The potential part of the Hamiltonian, ${\displaystyle -E_{J}\cos \phi }$, is depicted with the thick red line. Schematic wave function solutions are depicted with thin lines, lifted to their appropriate energy level for clarity. Only the solid wave functions are used for computation. The bias voltage is set so that ${\displaystyle N_{g}={\frac {1}{2}}}$, minimizing the energy gap between ${\displaystyle |0\rangle }$ and ${\displaystyle |1\rangle }$, thus making the gap different from other energy gaps (e.g. the gap between ${\displaystyle |1\rangle }$ and ${\displaystyle |2\rangle }$). The difference in gaps allows addressing transitions from ${\displaystyle |0\rangle }$ to ${\displaystyle |1\rangle }$ and vice versa only, without populating other states, thus effectively treating the circuit as a two-level system (qubit).

Flux qubit potential

The potential part of the Hamiltonian, ${\displaystyle \left({\frac {\Phi _{0}}{2\pi }}\right)^{2}{\frac {\phi ^{2}}{2L}}-E_{J}\cos \left[\phi -\Phi {\frac {2\pi }{\Phi _{0}}}\right]}$, plotted for the bias flux ${\displaystyle \Phi =\Phi _{0}/2}$, is depicted with the thick red line. Schematic wave function solutions are depicted with thin lines, lifted to their appropriate energy level for clarity.
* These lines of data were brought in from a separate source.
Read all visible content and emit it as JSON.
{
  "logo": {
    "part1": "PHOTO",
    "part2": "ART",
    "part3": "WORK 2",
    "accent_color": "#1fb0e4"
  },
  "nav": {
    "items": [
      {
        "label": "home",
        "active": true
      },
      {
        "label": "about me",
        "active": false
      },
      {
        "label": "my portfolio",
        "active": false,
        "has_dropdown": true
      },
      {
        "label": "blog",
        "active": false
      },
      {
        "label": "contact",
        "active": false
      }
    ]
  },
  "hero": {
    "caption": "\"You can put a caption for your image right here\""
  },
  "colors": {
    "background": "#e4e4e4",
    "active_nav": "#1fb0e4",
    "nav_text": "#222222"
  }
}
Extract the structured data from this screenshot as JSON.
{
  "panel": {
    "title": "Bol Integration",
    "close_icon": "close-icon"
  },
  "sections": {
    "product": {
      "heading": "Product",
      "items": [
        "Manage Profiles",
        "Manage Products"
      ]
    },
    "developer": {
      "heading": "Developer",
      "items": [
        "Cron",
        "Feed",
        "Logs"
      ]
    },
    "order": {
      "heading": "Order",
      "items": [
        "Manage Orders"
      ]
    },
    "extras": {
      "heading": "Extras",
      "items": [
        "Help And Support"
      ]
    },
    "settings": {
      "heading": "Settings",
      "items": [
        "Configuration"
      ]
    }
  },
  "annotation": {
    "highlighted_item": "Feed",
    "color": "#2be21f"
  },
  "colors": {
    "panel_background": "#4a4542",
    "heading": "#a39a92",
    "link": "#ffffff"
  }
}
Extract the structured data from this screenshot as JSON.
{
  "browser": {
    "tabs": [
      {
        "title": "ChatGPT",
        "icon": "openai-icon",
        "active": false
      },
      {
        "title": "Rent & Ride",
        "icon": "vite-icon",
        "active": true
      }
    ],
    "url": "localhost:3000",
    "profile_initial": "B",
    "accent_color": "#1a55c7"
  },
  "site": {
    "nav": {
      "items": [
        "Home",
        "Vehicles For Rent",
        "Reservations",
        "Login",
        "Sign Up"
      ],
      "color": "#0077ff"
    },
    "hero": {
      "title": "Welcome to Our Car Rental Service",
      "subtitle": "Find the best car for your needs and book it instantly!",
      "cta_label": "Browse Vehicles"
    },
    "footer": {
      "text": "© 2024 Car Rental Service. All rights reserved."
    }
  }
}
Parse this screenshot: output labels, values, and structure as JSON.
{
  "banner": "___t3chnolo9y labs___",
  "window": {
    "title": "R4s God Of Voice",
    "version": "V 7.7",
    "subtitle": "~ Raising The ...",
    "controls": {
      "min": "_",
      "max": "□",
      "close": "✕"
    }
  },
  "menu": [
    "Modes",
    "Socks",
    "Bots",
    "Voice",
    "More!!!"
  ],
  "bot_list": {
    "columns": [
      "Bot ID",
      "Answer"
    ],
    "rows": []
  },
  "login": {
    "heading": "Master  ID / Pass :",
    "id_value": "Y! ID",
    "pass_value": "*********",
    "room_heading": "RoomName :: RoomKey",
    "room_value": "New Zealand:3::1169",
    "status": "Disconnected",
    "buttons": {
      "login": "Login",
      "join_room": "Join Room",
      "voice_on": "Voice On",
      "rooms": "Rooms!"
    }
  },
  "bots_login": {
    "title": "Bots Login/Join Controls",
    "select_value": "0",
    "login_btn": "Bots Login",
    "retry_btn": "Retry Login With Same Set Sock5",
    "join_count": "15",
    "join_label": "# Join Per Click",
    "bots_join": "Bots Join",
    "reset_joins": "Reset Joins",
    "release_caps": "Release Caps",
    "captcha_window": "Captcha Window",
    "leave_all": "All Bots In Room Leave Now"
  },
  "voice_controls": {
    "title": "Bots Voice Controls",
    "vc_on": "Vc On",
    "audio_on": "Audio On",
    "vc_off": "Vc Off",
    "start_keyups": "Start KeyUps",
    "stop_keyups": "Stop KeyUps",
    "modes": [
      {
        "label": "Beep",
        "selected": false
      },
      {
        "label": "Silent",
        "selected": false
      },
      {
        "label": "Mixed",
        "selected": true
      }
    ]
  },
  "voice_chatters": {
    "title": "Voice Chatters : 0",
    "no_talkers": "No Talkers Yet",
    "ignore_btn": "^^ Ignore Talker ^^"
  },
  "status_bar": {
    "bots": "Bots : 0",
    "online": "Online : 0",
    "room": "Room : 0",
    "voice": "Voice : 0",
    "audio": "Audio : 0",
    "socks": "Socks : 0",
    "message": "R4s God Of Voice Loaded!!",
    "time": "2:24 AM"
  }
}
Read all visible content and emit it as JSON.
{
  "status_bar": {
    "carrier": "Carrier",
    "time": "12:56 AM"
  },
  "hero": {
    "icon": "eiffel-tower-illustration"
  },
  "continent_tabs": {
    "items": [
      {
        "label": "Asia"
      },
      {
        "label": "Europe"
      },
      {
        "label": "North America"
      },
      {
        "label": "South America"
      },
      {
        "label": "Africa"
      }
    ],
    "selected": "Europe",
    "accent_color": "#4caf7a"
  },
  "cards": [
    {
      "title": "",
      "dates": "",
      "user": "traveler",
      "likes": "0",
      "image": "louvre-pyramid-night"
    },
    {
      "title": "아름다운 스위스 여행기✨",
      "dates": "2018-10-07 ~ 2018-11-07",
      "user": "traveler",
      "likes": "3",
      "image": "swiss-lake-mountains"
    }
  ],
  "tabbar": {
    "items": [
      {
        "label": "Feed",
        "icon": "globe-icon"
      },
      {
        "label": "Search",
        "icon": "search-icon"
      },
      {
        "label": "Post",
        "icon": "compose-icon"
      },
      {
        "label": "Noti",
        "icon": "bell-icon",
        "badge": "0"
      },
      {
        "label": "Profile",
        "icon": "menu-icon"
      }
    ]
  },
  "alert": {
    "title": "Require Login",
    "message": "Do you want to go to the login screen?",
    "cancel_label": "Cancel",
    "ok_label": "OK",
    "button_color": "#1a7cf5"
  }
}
Only the solid wave functions are used for computation. Different wells correspond to a different number of flux quanta trapped in the superconducting loops. The two lower states correspond to a symmetrical and an antisymmetrical superposition of zero or single trapped flux quanta, sometimes denoted as clockwise and counterclockwise loop current states: ${\displaystyle |0\rangle =\left[|\circlearrowleft \rangle +|\circlearrowright \rangle \right]/{\sqrt {2}}}$ and ${\displaystyle |1\rangle =\left[|\circlearrowleft \rangle -|\circlearrowright \rangle \right]/{\sqrt {2}}}$.

Phase qubit potential

The so-called "washboard" potential part of the Hamiltonian, ${\displaystyle -I_{0}{\frac {\Phi _{0}}{2\pi }}\phi -E_{J}\cos \phi }$, is depicted with the thick red line. Schematic wave function solutions are depicted with thin lines, lifted to their appropriate energy level for clarity. Only the solid wave functions are used for computation. The bias current is adjusted to make the wells shallow enough to contain exactly two localized wave functions. A slight increase in the bias current causes a selective "spill" of the higher energy state ( ${\displaystyle |1\rangle }$), expressed with a measurable voltage spike - a mechanism commonly used for phase qubit measurement.

### Single qubits

The GHz energy gap between the energy levels of a superconducting qubit is intentionally designed to be compatible with available electronic equipment, due to the terahertz gap - lack of equipment in the higher frequency band. In addition, the superconductor energy gap implies a top limit of operation below ~1THz (beyond it, the Cooper pairs break). On the other hand, the energy level separation cannot be too small due to cooling considerations: a temperature of 1K implies energy fluctuations of 20 GHz. Temperatures of tens of mili-Kelvin achieved in dilution refrigerators allow qubit operation at a ~5 GHz energy level separation. The qubit energy level separation may often be adjusted by means of controlling a dedicated bias current line, providing a "knob" to fine tune the qubit parameters.

#### Single qubit gates

An arbitrary single qubit gate is achieved by rotation in the Bloch sphere. The rotations between the different energy levels of a single qubit are induced by microwave pulses sent to an antenna or transmission line coupled to the qubit, with a frequency resonant with the energy separation between the levels. Individual qubits may be addressed by a dedicated transmission line, or by a shared one if the other qubits are off resonance. The axis of rotation is set by quadrature amplitude modulation of the microwave pulse, while the pulse length determines the angle of rotation.[13]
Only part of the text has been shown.